Scientists and bird lovers in China have been left puzzled after hundreds of waxwings were left dead after mysteriously smashing into a Chinese apartment block. The video of the incidents, which took place in Baotou City, Inner Mongolia, have been reported in Chinese media outlets.
The mass deaths were reported to the Wildlife Protection Office of Baotou Ecological Wetland Protection and Management Centre.
Kamikaze Birds Smashed Into Glass Windows Before Dying
According to HK News, the videos captured from the sites reveal corpses of waxwings piling up in the city where the deaths were reported.
Quoting the outlet, The Sun reported that majority of the birds had smashed straight into the glass windows of the brick apartment complex before falling to their death on the concrete floor. Blood stains were still visible on a few windows where the birds smashed themselves.
The preliminary autopsy of the carcasses had ruled out any disease as the reason behind the odd and deadly behavior of the birds.
The outlet reported that the area where the tragic incidents are being reported has ample food and water resources for the birds.

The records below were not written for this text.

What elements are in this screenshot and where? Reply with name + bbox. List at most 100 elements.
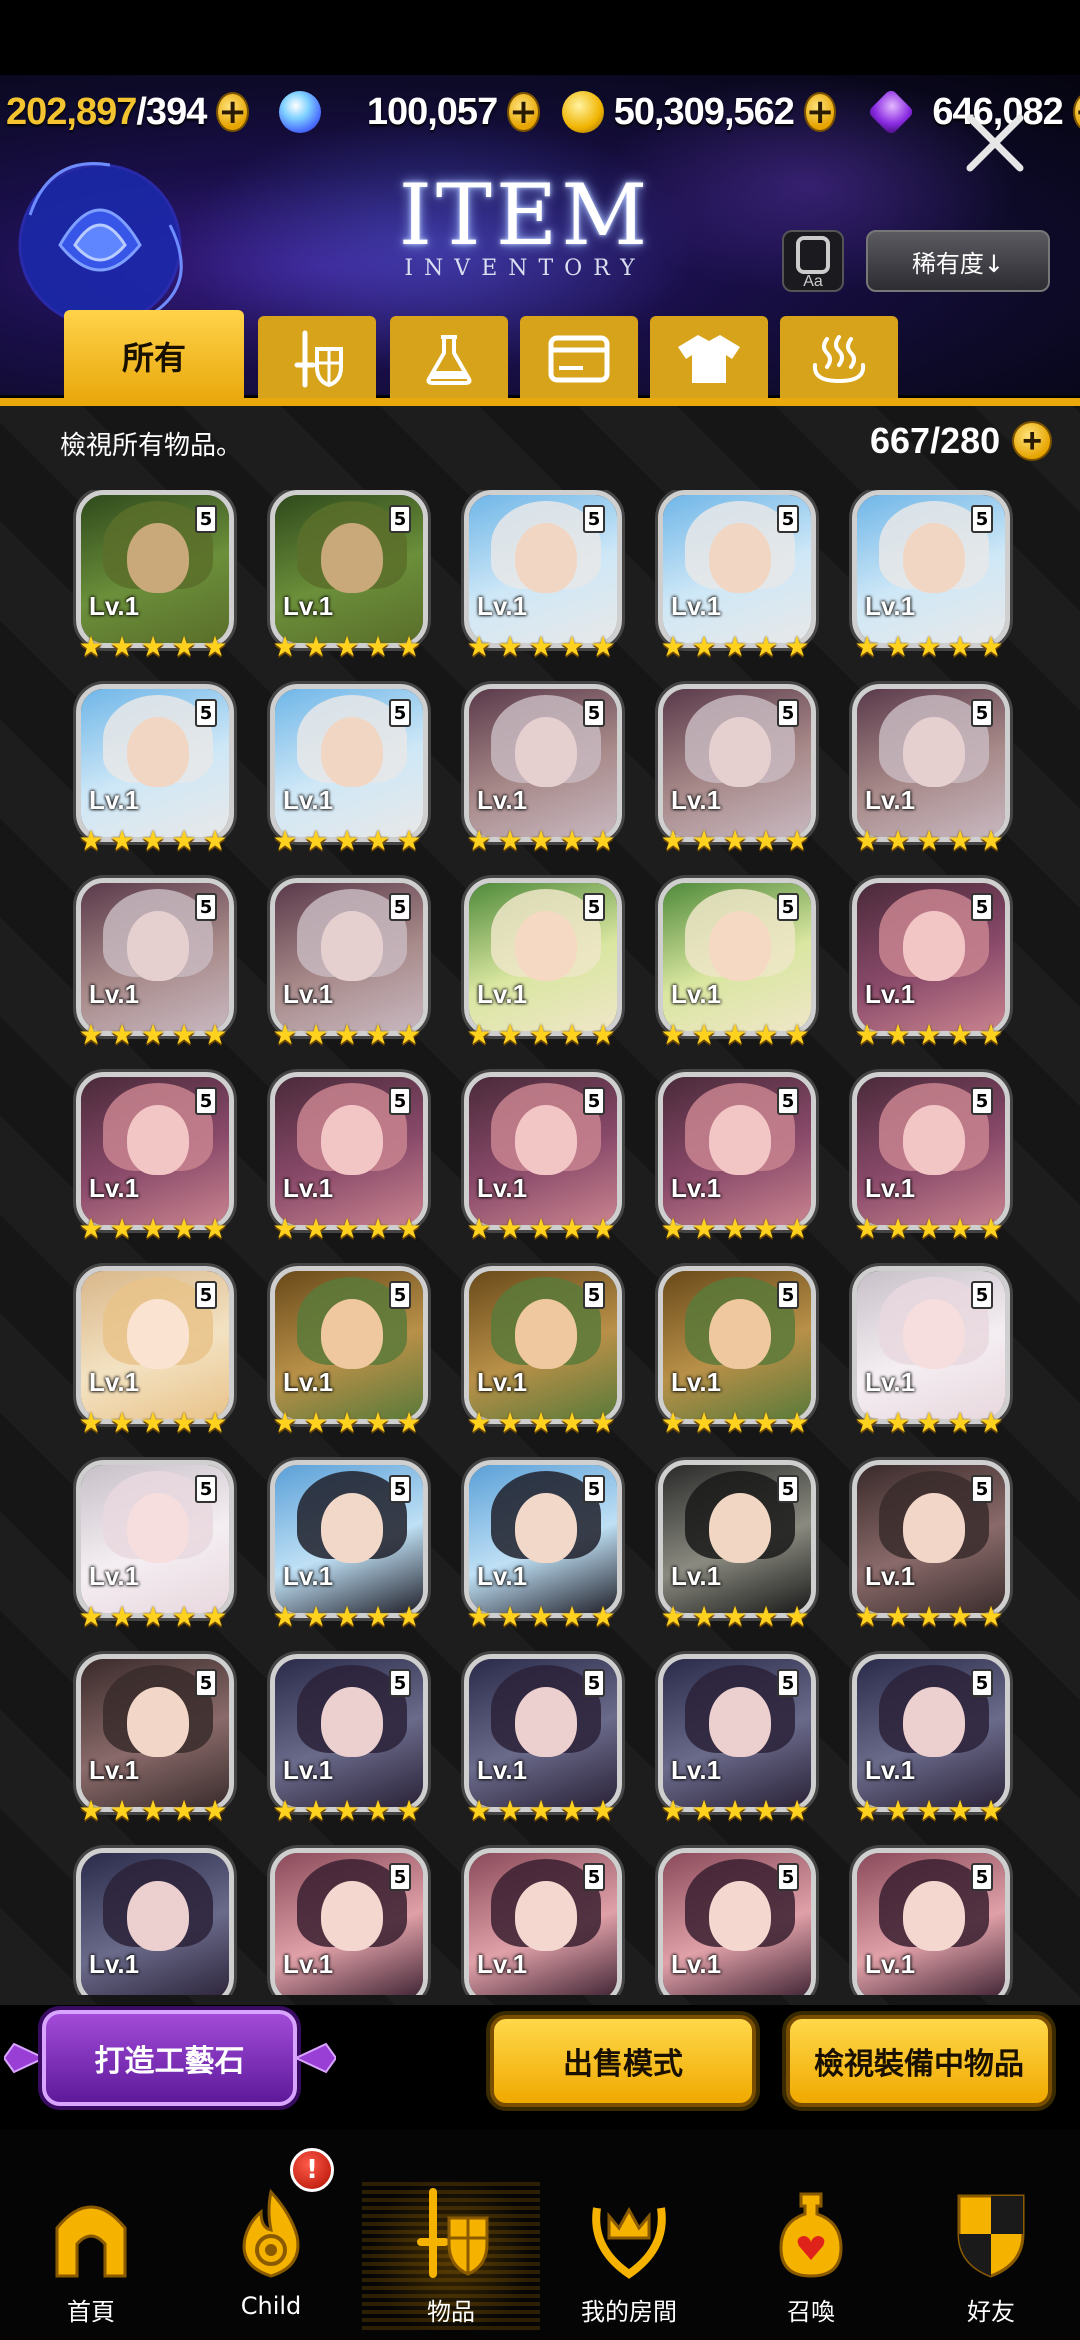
star-icon: ★ (947, 824, 973, 857)
star-icon: ★ (140, 630, 166, 663)
inventory-item[interactable]: 5 Lv.1 ★ ★ ★ ★ ★ (72, 490, 238, 662)
star-icon: ★ (109, 824, 135, 857)
inventory-item[interactable]: 5 Lv.1 ★ ★ ★ ★ ★ (266, 1654, 432, 1826)
inventory-item[interactable]: 5 Lv.1 ★ ★ ★ ★ ★ (266, 1460, 432, 1632)
inventory-item[interactable]: 5 Lv.1 ★ ★ ★ ★ ★ (460, 1460, 626, 1632)
star-icon: ★ (590, 824, 616, 857)
star-icon: ★ (978, 1600, 1004, 1633)
inventory-item[interactable]: 5 Lv.1 ★ ★ ★ ★ ★ (460, 1266, 626, 1438)
inventory-item[interactable]: 5 Lv.1 ★ ★ ★ ★ ★ (848, 1266, 1014, 1438)
star-icon: ★ (171, 1212, 197, 1245)
font-size-button[interactable]: Aa (782, 230, 844, 292)
inventory-item[interactable]: 5 Lv.1 ★ ★ ★ ★ ★ (654, 1460, 820, 1632)
inventory-item[interactable]: 5 Lv.1 ★ ★ ★ ★ ★ (72, 878, 238, 1050)
tab-consumables[interactable] (390, 316, 508, 401)
inventory-item[interactable]: 5 Lv.1 ★ ★ ★ ★ ★ (460, 1072, 626, 1244)
tab-cards[interactable] (520, 316, 638, 401)
inventory-item[interactable]: 5 Lv.1 ★ ★ ★ ★ ★ (72, 1654, 238, 1826)
inventory-item[interactable]: 5 Lv.1 ★ ★ ★ ★ ★ (848, 1072, 1014, 1244)
inventory-item[interactable]: 5 Lv.1 ★ ★ ★ ★ ★ (460, 684, 626, 856)
inventory-item[interactable]: 5 Lv.1 (848, 1848, 1014, 1995)
star-icon: ★ (78, 824, 104, 857)
star-rating: ★ ★ ★ ★ ★ (76, 632, 231, 662)
expand-inventory-button[interactable]: + (1012, 421, 1053, 461)
inventory-item[interactable]: 5 Lv.1 ★ ★ ★ ★ ★ (460, 1654, 626, 1826)
portrait-face (127, 717, 189, 787)
inventory-item[interactable]: 5 Lv.1 ★ ★ ★ ★ ★ (72, 1460, 238, 1632)
portrait-face (515, 717, 577, 787)
star-icon: ★ (854, 1600, 880, 1633)
page-title: ITEM INVENTORY (398, 166, 652, 281)
rank-badge: 5 (583, 1087, 605, 1115)
inventory-item[interactable]: 5 Lv.1 ★ ★ ★ ★ ★ (654, 1072, 820, 1244)
tab-equipment[interactable] (258, 316, 376, 401)
add-gold-button[interactable]: + (803, 92, 837, 132)
add-gem-button[interactable]: + (1072, 92, 1080, 132)
star-rating: ★ ★ ★ ★ ★ (658, 1408, 813, 1438)
inventory-item[interactable]: 5 Lv.1 ★ ★ ★ ★ ★ (654, 490, 820, 662)
star-rating: ★ ★ ★ ★ ★ (76, 826, 231, 856)
star-icon: ★ (365, 1018, 391, 1051)
close-icon[interactable] (960, 108, 1030, 178)
inventory-item[interactable]: 5 Lv.1 ★ ★ ★ ★ ★ (460, 878, 626, 1050)
inventory-item[interactable]: 5 Lv.1 ★ ★ ★ ★ ★ (72, 1266, 238, 1438)
flask-icon (426, 334, 472, 385)
item-level: Lv.1 (477, 1367, 528, 1397)
star-icon: ★ (272, 1406, 298, 1439)
nav-child[interactable]: Child (196, 2180, 346, 2330)
add-stamina-button[interactable]: + (216, 92, 249, 132)
sort-rarity-button[interactable]: 稀有度↓ (866, 230, 1050, 292)
inventory-item[interactable]: 5 Lv.1 ★ ★ ★ ★ ★ (266, 684, 432, 856)
inventory-item[interactable]: 5 Lv.1 (266, 1848, 432, 1995)
rank-badge: 5 (777, 699, 799, 727)
nav-items[interactable]: 物品 (362, 2180, 540, 2330)
item-card: 5 Lv.1 (852, 1072, 1010, 1230)
inventory-item[interactable]: 5 Lv.1 ★ ★ ★ ★ ★ (266, 1266, 432, 1438)
rank-badge: 5 (195, 1475, 217, 1503)
item-level: Lv.1 (865, 591, 916, 621)
tab-hot-spring[interactable] (780, 316, 898, 401)
inventory-item[interactable]: 5 Lv.1 ★ ★ ★ ★ ★ (848, 1460, 1014, 1632)
nav-my-room[interactable]: 我的房間 (554, 2180, 704, 2330)
inventory-item[interactable]: 5 Lv.1 ★ ★ ★ ★ ★ (654, 684, 820, 856)
craft-stone-button[interactable]: 打造工藝石 (42, 2010, 297, 2106)
inventory-item[interactable]: 5 Lv.1 ★ ★ ★ ★ ★ (848, 1654, 1014, 1826)
inventory-item[interactable]: 5 Lv.1 ★ ★ ★ ★ ★ (266, 1072, 432, 1244)
star-icon: ★ (171, 824, 197, 857)
star-rating: ★ ★ ★ ★ ★ (270, 1020, 425, 1050)
star-icon: ★ (722, 630, 748, 663)
item-level: Lv.1 (477, 1755, 528, 1785)
star-icon: ★ (947, 1018, 973, 1051)
item-level: Lv.1 (283, 1561, 334, 1591)
nav-friends[interactable]: 好友 (916, 2180, 1066, 2330)
nav-summon[interactable]: 召喚 (736, 2180, 886, 2330)
item-level: Lv.1 (477, 979, 528, 1009)
inventory-item[interactable]: 5 Lv.1 ★ ★ ★ ★ ★ (848, 878, 1014, 1050)
inventory-item[interactable]: 5 Lv.1 ★ ★ ★ ★ ★ (72, 1072, 238, 1244)
sell-mode-button[interactable]: 出售模式 (490, 2015, 756, 2107)
nav-home[interactable]: 首頁 (16, 2180, 166, 2330)
add-crystal-button[interactable]: + (507, 92, 540, 132)
view-equipped-button[interactable]: 檢視裝備中物品 (786, 2015, 1052, 2107)
inventory-item[interactable]: 5 Lv.1 ★ ★ ★ ★ ★ (266, 878, 432, 1050)
inventory-item[interactable]: 5 Lv.1 ★ ★ ★ ★ ★ (654, 878, 820, 1050)
inventory-item[interactable]: 5 Lv.1 ★ ★ ★ ★ ★ (654, 1654, 820, 1826)
inventory-item[interactable]: 5 Lv.1 ★ ★ ★ ★ ★ (460, 490, 626, 662)
item-card: Lv.1 (76, 1848, 234, 1995)
inventory-item[interactable]: 5 Lv.1 ★ ★ ★ ★ ★ (72, 684, 238, 856)
inventory-item[interactable]: 5 Lv.1 ★ ★ ★ ★ ★ (266, 490, 432, 662)
inventory-item[interactable]: Lv.1 (72, 1848, 238, 1995)
item-level: Lv.1 (89, 785, 140, 815)
inventory-item[interactable]: 5 Lv.1 (654, 1848, 820, 1995)
tab-all[interactable]: 所有 (64, 310, 244, 401)
inventory-item[interactable]: 5 Lv.1 ★ ★ ★ ★ ★ (654, 1266, 820, 1438)
inventory-item[interactable]: 5 Lv.1 (460, 1848, 626, 1995)
inventory-item[interactable]: 5 Lv.1 ★ ★ ★ ★ ★ (848, 684, 1014, 856)
portrait-face (127, 1299, 189, 1369)
tab-costumes[interactable] (650, 316, 768, 401)
star-icon: ★ (466, 630, 492, 663)
star-rating: ★ ★ ★ ★ ★ (76, 1214, 231, 1244)
inventory-item[interactable]: 5 Lv.1 ★ ★ ★ ★ ★ (848, 490, 1014, 662)
star-icon: ★ (202, 1212, 228, 1245)
star-rating: ★ ★ ★ ★ ★ (658, 826, 813, 856)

Even as researchers fail to arrive at a conclusion behind the baffling behavior of the dead birds, it is suspected that the shy birds were easily scared by noise resulting in panic and flying straight into the glass.
Theories Surface Behind the 'Suicide' of Waxwings
The outlet also reported the possibility of the glare reflected from the glass affecting the sight of the birds, and that many closed their curtains or put newspapers inside the windows to try and prevent the birds from being killed.
Another theory also suggests that the birds, which move in large numbers, and are simply flying too fast to be fully aware of potential dangers such as glass windows.
According to American Bird Conservancy, while the collision with glass might leave some birds temporarily stunned and without lasting injury, others aren't so lucky. "In many of these cases, birds suffer internal hemorrhages, concussions, or damage to their bills, wings, eyes, or skulls. While they may be able to fly temporarily, birds with even moderate injuries are much more vulnerable to predators and other environmental dangers," it read further.